NHT

pgvector vs Dedicated Vector DB: When to Use Which

A decision guide comparing pgvector with Pinecone/Qdrant/Weaviate on cost, recall, ops and scale — with real query benchmarks and a default to start from.

Nguyen Hoang TuanNguyen Hoang Tuan22 Jun 20268 min read

The pillar of this series made a claim and then deferred the proof: start on pgvector, and graduate to a dedicated vector database only when the numbers force you to. This post is the benchmark behind that advice. The question is not "which is better" — it is "at what scale, with what team, does the second moving part start to earn its keep."

Everyone selling a vector database wants the answer to be "you need us on day one." For most backend teams it isn't. So let's look at what vector search actually demands from storage, what a managed vector DB gives you that Postgres doesn't, and where the crossover sits.

What "vector search" needs from a database

Strip away the marketing and a vector store does exactly three things:

  • Store a fixed-length float array per row (your embedding), ideally next to the data it describes.
  • Index those arrays so nearest-neighbour queries don't scan the whole table.
  • Query for the top-k rows closest to a query vector under some distance metric (cosine, L2, inner product).

That's it. The hard part is the index: an exact nearest-neighbour search is O(n) per query, which is fine at 10k rows and unusable at 10M. Every serious vector store — pgvector included — solves this with an approximate index (ANN) that trades a little recall for a lot of speed. The two parameters you actually care about are recall (did I get the truly-nearest neighbours, or close-enough ones?) and p95 latency (how slow is the slow query?).

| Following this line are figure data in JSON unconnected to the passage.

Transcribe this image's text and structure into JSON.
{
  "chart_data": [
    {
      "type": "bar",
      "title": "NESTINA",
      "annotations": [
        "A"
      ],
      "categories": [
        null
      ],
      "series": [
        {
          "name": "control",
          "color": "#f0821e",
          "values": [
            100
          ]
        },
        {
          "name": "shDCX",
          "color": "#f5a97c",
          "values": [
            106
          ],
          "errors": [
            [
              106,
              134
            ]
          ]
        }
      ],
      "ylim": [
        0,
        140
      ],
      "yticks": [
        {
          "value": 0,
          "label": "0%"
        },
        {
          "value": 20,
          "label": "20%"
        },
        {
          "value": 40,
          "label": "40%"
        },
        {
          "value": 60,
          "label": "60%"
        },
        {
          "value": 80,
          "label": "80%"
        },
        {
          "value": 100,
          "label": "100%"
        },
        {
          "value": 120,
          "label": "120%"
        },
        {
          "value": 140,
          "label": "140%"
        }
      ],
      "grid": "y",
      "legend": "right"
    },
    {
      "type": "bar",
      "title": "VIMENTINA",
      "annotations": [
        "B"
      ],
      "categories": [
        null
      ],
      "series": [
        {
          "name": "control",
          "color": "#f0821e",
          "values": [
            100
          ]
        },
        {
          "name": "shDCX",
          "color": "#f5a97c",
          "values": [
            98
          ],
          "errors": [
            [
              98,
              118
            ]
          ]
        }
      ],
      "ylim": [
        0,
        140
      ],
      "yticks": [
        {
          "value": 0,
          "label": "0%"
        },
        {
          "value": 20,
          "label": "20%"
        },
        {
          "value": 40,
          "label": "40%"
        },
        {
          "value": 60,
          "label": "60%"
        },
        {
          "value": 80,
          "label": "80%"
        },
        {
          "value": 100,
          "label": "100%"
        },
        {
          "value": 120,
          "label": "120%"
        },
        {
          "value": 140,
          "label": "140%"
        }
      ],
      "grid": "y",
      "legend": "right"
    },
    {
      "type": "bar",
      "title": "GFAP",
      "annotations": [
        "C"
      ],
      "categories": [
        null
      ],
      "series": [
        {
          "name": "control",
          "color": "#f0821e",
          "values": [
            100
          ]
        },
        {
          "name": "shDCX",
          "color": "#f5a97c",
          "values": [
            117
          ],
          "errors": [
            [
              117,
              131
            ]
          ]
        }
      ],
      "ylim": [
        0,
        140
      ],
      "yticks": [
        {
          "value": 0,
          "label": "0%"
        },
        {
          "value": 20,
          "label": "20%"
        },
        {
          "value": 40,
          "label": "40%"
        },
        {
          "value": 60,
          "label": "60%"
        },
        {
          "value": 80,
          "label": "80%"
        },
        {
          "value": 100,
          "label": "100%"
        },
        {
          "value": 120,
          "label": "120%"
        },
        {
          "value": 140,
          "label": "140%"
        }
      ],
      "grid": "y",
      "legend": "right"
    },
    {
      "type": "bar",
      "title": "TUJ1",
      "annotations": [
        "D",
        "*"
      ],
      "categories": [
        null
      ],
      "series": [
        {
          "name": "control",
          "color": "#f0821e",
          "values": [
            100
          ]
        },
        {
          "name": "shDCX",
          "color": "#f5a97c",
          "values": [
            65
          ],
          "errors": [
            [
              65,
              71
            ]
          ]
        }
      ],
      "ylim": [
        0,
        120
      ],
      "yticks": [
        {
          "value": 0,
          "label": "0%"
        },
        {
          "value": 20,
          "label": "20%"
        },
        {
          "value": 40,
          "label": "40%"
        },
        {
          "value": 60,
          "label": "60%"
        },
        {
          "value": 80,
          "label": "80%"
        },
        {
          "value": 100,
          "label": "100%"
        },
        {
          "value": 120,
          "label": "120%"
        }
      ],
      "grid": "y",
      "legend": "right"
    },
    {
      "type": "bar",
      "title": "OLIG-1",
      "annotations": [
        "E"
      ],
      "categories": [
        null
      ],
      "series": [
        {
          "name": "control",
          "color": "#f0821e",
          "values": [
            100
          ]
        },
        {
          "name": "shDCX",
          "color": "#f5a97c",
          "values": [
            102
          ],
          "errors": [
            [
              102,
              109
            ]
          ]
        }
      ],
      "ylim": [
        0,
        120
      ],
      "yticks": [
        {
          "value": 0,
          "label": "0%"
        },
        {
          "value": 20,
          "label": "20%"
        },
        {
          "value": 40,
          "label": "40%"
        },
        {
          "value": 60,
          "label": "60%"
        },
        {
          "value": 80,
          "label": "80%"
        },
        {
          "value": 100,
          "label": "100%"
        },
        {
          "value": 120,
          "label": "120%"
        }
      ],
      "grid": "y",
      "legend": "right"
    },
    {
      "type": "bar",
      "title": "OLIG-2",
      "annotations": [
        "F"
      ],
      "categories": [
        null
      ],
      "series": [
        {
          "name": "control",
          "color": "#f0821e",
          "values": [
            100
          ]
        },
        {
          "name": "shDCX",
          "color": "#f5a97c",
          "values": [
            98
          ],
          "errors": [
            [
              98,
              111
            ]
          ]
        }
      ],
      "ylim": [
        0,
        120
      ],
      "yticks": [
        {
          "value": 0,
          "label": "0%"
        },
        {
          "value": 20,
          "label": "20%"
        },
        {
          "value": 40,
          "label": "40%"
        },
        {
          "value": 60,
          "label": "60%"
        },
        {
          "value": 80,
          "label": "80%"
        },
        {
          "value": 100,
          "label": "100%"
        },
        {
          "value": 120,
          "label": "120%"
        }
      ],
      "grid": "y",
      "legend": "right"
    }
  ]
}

Hold those two fixed and most of the "which database" debate collapses into ops and cost.

pgvector: one less moving part

If you already run Postgres — and if you've followed this blog's full-text address autocomplete work, you do — adding vector search is one extension and one column. No new service to deploy, secure, back up, or keep in sync.

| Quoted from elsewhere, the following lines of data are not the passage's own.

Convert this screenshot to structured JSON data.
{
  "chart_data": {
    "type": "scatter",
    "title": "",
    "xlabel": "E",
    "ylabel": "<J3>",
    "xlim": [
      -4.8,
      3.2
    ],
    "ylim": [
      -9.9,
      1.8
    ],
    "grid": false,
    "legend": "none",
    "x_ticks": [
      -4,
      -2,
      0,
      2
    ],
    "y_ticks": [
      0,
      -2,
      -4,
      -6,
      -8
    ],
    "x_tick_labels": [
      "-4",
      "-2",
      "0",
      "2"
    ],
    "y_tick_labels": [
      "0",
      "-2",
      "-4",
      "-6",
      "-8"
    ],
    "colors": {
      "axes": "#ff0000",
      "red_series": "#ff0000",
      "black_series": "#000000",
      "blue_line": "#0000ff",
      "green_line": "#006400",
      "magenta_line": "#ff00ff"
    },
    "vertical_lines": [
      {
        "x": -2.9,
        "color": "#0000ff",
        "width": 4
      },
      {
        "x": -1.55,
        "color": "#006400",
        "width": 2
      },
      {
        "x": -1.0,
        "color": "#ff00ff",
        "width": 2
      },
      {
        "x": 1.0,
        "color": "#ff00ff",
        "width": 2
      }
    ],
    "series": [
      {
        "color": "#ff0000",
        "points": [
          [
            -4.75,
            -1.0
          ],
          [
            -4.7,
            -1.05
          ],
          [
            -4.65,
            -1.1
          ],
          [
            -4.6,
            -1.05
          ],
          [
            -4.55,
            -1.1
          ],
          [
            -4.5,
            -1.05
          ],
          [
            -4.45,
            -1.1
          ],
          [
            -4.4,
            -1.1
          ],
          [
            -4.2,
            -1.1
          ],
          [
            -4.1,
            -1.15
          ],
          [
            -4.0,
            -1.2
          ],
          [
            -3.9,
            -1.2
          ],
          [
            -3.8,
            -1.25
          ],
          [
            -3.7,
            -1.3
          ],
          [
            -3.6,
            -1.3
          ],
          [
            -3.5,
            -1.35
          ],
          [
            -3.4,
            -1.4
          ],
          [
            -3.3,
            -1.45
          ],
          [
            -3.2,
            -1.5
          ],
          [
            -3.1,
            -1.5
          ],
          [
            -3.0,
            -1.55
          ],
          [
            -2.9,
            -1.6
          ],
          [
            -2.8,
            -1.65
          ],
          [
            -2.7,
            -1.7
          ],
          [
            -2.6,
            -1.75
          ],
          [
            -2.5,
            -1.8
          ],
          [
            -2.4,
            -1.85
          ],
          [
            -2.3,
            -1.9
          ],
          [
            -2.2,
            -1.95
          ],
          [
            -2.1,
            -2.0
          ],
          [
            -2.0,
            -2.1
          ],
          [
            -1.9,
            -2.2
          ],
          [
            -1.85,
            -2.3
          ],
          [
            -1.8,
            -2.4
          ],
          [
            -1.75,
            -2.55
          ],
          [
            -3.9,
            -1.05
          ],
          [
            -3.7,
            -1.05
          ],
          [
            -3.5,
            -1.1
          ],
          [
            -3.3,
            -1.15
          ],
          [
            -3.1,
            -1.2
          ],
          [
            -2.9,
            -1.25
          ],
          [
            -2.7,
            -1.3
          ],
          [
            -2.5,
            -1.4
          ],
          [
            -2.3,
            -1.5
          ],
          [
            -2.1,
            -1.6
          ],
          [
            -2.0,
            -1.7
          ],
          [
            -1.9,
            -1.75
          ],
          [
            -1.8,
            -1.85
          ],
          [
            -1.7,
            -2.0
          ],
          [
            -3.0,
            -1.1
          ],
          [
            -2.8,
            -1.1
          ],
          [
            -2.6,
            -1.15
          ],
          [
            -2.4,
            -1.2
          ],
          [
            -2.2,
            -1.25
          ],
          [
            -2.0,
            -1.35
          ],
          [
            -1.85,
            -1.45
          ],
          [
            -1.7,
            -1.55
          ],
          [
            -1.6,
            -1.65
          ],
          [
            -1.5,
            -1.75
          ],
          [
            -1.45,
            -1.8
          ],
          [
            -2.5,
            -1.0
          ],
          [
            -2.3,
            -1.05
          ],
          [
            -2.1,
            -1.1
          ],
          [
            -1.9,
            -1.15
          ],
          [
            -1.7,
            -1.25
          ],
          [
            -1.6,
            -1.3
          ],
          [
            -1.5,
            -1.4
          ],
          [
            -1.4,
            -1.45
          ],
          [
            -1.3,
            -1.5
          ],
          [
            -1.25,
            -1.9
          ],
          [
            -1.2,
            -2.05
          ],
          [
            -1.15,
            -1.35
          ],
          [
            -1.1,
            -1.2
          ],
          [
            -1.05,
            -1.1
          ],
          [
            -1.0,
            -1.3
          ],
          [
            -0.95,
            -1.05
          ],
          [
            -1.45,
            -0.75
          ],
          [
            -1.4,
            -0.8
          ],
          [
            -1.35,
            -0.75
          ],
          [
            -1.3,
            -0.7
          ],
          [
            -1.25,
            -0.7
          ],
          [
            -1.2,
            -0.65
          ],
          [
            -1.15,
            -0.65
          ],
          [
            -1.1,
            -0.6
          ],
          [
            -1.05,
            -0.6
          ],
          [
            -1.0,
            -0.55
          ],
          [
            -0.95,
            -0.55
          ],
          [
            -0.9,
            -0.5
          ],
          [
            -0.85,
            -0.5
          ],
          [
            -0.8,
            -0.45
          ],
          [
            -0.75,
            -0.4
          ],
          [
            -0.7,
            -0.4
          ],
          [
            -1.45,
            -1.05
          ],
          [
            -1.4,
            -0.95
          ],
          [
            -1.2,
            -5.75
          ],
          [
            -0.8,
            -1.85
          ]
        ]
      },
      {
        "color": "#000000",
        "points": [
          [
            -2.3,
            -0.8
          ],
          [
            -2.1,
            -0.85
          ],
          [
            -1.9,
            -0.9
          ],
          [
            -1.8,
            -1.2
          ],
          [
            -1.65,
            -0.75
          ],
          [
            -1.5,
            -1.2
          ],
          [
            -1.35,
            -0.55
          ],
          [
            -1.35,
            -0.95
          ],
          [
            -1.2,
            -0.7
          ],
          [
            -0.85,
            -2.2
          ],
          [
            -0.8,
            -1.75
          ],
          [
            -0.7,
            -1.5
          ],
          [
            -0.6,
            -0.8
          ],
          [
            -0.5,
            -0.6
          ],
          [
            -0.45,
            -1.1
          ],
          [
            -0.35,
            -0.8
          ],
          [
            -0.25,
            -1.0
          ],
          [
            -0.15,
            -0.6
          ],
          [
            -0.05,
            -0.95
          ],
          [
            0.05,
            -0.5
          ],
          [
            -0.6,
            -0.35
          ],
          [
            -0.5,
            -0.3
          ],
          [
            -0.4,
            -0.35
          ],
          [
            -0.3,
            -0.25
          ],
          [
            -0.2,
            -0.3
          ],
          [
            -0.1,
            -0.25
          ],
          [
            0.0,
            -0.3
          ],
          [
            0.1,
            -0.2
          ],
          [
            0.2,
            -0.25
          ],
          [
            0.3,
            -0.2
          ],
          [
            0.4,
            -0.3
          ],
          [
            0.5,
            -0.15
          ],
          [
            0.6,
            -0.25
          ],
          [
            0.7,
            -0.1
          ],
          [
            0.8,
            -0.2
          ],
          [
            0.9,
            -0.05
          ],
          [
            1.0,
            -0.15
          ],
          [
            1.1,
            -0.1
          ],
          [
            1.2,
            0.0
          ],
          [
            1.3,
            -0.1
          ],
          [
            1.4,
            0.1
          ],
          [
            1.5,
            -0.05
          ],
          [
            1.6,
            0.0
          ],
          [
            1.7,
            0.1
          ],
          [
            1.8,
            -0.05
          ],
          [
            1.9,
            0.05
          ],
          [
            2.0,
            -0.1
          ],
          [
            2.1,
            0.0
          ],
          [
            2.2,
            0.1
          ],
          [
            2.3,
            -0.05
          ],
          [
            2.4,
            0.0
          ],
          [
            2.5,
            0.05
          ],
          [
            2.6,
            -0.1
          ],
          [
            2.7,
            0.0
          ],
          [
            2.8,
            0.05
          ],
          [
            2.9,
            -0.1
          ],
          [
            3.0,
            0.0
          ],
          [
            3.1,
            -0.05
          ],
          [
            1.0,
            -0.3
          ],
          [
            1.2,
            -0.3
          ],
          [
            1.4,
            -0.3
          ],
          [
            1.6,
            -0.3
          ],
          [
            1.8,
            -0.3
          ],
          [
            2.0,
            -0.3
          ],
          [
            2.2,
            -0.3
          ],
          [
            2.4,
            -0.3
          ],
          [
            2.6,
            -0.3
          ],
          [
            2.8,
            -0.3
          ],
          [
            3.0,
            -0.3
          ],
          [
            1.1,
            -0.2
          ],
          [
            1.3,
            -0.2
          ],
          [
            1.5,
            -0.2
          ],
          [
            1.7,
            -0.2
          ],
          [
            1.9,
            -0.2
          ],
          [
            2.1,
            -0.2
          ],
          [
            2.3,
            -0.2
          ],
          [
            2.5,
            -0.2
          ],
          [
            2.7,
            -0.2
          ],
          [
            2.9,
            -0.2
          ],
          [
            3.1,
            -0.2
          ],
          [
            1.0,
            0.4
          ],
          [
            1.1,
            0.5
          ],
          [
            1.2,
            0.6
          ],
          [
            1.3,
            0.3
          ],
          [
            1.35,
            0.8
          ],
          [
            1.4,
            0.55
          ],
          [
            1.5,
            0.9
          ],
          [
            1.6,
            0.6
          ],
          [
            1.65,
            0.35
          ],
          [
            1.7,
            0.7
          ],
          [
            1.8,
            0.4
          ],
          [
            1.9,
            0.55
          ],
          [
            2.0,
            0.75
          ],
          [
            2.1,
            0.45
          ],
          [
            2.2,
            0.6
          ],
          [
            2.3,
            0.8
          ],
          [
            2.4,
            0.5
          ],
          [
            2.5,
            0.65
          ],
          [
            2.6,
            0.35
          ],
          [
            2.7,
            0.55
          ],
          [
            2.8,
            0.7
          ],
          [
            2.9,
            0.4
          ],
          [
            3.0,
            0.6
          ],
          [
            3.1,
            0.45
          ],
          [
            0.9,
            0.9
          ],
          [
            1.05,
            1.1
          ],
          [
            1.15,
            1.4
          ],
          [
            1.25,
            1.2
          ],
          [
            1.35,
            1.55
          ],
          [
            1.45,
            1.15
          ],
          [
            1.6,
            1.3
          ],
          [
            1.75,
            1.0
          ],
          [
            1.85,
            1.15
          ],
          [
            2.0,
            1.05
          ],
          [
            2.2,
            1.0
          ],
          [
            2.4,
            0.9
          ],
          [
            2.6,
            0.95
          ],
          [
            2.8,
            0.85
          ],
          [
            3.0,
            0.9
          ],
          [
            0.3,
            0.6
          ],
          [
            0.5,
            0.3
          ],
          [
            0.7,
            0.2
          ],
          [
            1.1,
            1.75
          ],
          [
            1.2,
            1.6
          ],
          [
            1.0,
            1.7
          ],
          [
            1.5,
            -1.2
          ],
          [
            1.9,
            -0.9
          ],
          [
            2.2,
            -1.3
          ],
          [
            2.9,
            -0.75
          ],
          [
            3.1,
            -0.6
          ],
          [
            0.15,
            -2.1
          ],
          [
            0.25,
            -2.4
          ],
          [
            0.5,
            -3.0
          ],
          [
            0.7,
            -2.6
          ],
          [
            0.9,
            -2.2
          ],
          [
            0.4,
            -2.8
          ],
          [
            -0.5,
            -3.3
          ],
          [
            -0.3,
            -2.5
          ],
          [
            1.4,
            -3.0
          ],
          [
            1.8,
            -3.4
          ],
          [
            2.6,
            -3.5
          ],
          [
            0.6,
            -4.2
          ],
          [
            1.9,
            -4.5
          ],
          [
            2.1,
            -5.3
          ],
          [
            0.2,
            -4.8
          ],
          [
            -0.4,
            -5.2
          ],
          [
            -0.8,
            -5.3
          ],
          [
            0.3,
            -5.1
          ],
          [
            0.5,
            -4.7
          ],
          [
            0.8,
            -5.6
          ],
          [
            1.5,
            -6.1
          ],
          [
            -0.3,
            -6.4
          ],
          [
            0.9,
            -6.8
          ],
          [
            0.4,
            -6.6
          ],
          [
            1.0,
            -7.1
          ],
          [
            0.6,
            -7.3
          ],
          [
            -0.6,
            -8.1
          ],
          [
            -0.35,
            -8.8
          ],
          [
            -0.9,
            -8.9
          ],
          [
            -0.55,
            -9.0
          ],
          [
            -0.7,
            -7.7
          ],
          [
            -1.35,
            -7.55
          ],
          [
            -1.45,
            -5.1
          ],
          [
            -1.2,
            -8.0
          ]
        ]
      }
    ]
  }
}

CREATE EXTENSION IF NOT EXISTS vector;

ALTER TABLE documents ADD COLUMN embedding vector(1536);

-- HNSW index for fast approximate nearest-neighbour search
CREATE INDEX ON documents
  USING hnsw (embedding vector_cosine_ops)
  WITH (m = 16, ef_construction = 64);

-- Recall/speed knob, set per-session or per-transaction
SET hnsw.ef_search = 40;

-- Top-5 nearest neighbours, with a relational filter in the SAME query
SELECT id, content
FROM documents
WHERE tenant_id = $2 AND published
ORDER BY embedding <=> $1   -- $1 = query embedding, <=> = cosine distance
LIMIT 5;

The line that matters is the WHERE. Your embedding lives in the same row as tenant_id and published, so a filtered vector search is one query the planner can reason about — no fetching candidates from one system and filtering them in another. The vectors sit inside the same transaction as your writes, so there is no dual-write window and no consistency drift. That single property is why pgvector is the right default for the long tail of products.

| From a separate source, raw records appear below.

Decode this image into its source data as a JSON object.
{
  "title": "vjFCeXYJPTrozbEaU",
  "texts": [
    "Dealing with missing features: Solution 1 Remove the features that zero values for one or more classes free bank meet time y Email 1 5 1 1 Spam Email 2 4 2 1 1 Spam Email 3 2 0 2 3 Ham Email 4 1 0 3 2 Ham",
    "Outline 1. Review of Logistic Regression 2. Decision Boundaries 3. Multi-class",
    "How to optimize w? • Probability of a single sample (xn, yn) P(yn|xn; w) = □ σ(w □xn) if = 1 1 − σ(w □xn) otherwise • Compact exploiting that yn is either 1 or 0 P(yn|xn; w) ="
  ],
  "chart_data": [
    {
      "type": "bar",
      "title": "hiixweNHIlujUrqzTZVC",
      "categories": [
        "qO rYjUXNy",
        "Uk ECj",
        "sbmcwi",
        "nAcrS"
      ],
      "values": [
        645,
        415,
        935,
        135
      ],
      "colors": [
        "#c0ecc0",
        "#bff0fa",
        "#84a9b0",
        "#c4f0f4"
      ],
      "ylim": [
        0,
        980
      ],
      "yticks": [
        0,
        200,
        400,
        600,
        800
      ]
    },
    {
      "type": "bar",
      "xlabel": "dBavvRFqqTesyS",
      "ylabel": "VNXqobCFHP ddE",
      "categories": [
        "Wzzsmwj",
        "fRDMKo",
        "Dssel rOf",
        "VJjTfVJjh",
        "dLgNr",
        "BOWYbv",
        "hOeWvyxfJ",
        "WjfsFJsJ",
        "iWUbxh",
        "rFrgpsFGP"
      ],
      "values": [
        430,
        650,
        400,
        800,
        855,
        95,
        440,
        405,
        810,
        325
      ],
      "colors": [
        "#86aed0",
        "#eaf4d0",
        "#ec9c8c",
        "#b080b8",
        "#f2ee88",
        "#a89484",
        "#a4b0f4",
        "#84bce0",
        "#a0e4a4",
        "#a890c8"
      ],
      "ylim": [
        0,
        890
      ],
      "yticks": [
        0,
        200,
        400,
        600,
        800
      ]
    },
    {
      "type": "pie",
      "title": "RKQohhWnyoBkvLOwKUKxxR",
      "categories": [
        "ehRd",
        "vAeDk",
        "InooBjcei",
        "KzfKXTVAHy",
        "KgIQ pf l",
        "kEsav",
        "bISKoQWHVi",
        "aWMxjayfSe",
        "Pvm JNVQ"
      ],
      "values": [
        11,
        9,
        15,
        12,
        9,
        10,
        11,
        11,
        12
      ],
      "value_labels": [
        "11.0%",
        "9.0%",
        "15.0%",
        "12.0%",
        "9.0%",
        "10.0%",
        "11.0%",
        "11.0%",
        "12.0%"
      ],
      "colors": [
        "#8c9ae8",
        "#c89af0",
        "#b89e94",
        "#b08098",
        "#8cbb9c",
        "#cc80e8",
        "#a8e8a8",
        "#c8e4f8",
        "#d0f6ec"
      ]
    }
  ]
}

In a dedicated store, the equivalent is two systems talking over the network:

// Pinecone-style: vectors live OUTSIDE your database
const res = await index.query({
  vector: queryEmbedding,
  topK: 5,
  filter: { tenant_id: tenantId, published: true },
});
// ...then hydrate full rows from Postgres by id, in a SECOND round trip
const rows = await db.documents.findMany({ where: { id: { in: res.matches.map((m) => m.id) } } });

Two stores, two round trips, two things that can drift out of sync. Sometimes worth it — but you should be buying something concrete in return.

Dedicated vector DBs: what you actually buy

Pinecone, Qdrant, Weaviate, and Milvus aren't snake oil. At scale they give you things Postgres makes you build yourself:

  • Horizontal sharding of the vector index across nodes — the real reason to leave, past tens of millions of vectors.
  • Index builds that don't block the table. A large HNSW build in Postgres competes with production traffic; managed stores build and swap indexes out of band.
  • Purpose-built memory layout and quantization (e.g. scalar/product quantization) that fits more vectors per GB of RAM.
  • Managed ops — replication, backups, and rebalancing handled for you, which is worth real money to a small team.

None of these matter at 100k vectors. All of them start to matter somewhere between 1M and 100M, depending on your latency target and budget. The job is to find your number, not to adopt someone else's.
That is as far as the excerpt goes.